In the year since the catastrophic wildfires and urban infernos that swept across Los Angeles County—including the Eaton and Palisades fires of January 2025—conversations about blame, accountability, and cause have dominated headlines. Some have pointed toward utility infrastructure like Southern California Edison in the Eaton Fire, even as formal determinations of cause remain pending. But whether the ignition originated from an aging line, fallen conductor, or human activity, one truth remains: wildfire doesn’t care. It will burn wherever fuel and weather allow.
Fire doesn’t discriminate. If combustible vegetation, structures, and embers align with extreme wind and dryness, the results can be devastating. In wildland-urban interface communities, homes are often the second most likely thing to burn once surrounding vegetation ignites. Protecting structures from ember intrusion, radiant heat, and direct flame contactremains the most effective strategy to reduce building ignitions—especially in high-wind, low-humidity fire events. Older homes and infrastructure not designed for extreme fire weather only increase vulnerability.

This pattern of escalating risk is not isolated to Southern California.

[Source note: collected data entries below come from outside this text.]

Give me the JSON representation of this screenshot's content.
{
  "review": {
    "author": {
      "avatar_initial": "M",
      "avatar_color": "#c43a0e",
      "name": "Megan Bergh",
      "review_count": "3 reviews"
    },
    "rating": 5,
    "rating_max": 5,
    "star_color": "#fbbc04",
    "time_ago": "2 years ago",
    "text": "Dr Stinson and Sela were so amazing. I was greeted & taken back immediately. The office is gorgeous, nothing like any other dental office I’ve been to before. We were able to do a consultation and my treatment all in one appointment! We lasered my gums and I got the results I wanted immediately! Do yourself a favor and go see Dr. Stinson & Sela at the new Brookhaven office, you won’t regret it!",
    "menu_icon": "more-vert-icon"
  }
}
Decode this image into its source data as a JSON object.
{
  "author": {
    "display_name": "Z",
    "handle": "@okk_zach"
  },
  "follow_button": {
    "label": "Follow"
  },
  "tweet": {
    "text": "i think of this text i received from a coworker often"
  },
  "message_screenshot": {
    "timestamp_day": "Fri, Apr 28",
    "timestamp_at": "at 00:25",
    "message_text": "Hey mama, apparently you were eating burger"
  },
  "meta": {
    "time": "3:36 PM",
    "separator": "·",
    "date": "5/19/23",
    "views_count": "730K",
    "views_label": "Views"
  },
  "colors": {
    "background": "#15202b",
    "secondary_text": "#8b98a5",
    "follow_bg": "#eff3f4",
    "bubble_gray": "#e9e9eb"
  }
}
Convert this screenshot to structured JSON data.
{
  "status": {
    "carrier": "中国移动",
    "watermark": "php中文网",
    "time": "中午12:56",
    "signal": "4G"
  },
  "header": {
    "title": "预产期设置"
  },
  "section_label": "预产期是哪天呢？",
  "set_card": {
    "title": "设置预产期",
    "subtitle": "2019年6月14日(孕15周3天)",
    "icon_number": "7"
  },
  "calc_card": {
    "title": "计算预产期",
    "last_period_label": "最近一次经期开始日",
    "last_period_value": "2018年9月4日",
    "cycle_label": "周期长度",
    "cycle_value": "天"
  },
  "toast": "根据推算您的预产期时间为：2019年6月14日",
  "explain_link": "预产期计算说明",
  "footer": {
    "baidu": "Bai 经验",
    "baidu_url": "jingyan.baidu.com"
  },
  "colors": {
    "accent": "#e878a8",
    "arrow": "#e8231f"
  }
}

Globally, communities are feeling the heat of intensified fire seasons.
In Chile, a severe outbreak of wildfires in January 2026 ravaged central and southern regions, resulting in at least 19 confirmed fatalities and forcing more than 50,000 people to evacuate their homes as blazes consumed forests, towns, and infrastructure. President Gabriel Boric declared a state of catastrophe in the Biobío and Ñuble regions, mobilizing military support and emergency operations as firefighters battled dozens of active fires. Hundreds of homes have been destroyed or damaged, and thousands more residents remain displaced as conditions remain hazardous.
These fires—driven by prolonged heat, extreme dryness, and gusty winds—demonstrate how fire knows no borders. They strike communities large and small, urban and rural alike, leaving in their wake both human tragedy and displacement.
The wildfire threat also remains heightened across California. Updated fire hazard data shows that areas once considered marginal are now classified as high or very high fire hazard zones, exposing more communities to significant fire risk than ever before.
In Los Angeles County, well-known neighborhoods—including the Hollywood Hills, Mount Washington, Sylmar, Malibu, Topanga Canyon, Brentwood, Altadena, and other hillside communities—face risk from embercast, wind-driven fire spread, and structural vulnerability. These areas are surrounded by brush-covered slopes, steep terrain, and vegetation corridors that can carry flames and embers deep into urban neighborhoods, challenging both fire response and evacuation routes.

This increased risk is part of a broader trend: as climate change warms and dries landscapes, fire seasons lengthen and intensify. Research estimates that millions of Americans now live in areas susceptible to catastrophic fire, many far beyond traditional wildland boundaries.
Wildfire doesn’t care about jurisdiction, wealth, or preparedness. It doesn’t wait for perfect weather conditions, clear responsibility, or easy solutions. If fuel and weather conditions align, fire will use them. But there is something we can control: how we prepare, build, educate, and respond.
That’s central to the mission of MySafe:LA—to help communities understand wildfire risk honestly and collaboratively and to support actions that increase resilience at every level. Whether through community education, defensible space initiatives, structural hardening guidance, or partnerships with local fire departments and planners, our work focuses on empowering people with knowledge and solutions.
If we are serious about reducing the toll of wildfire—from Hollywood to Malibu—we must first acknowledge fire’s indifferent nature and then work together to address the real factors that determine whether a community survives the next blaze.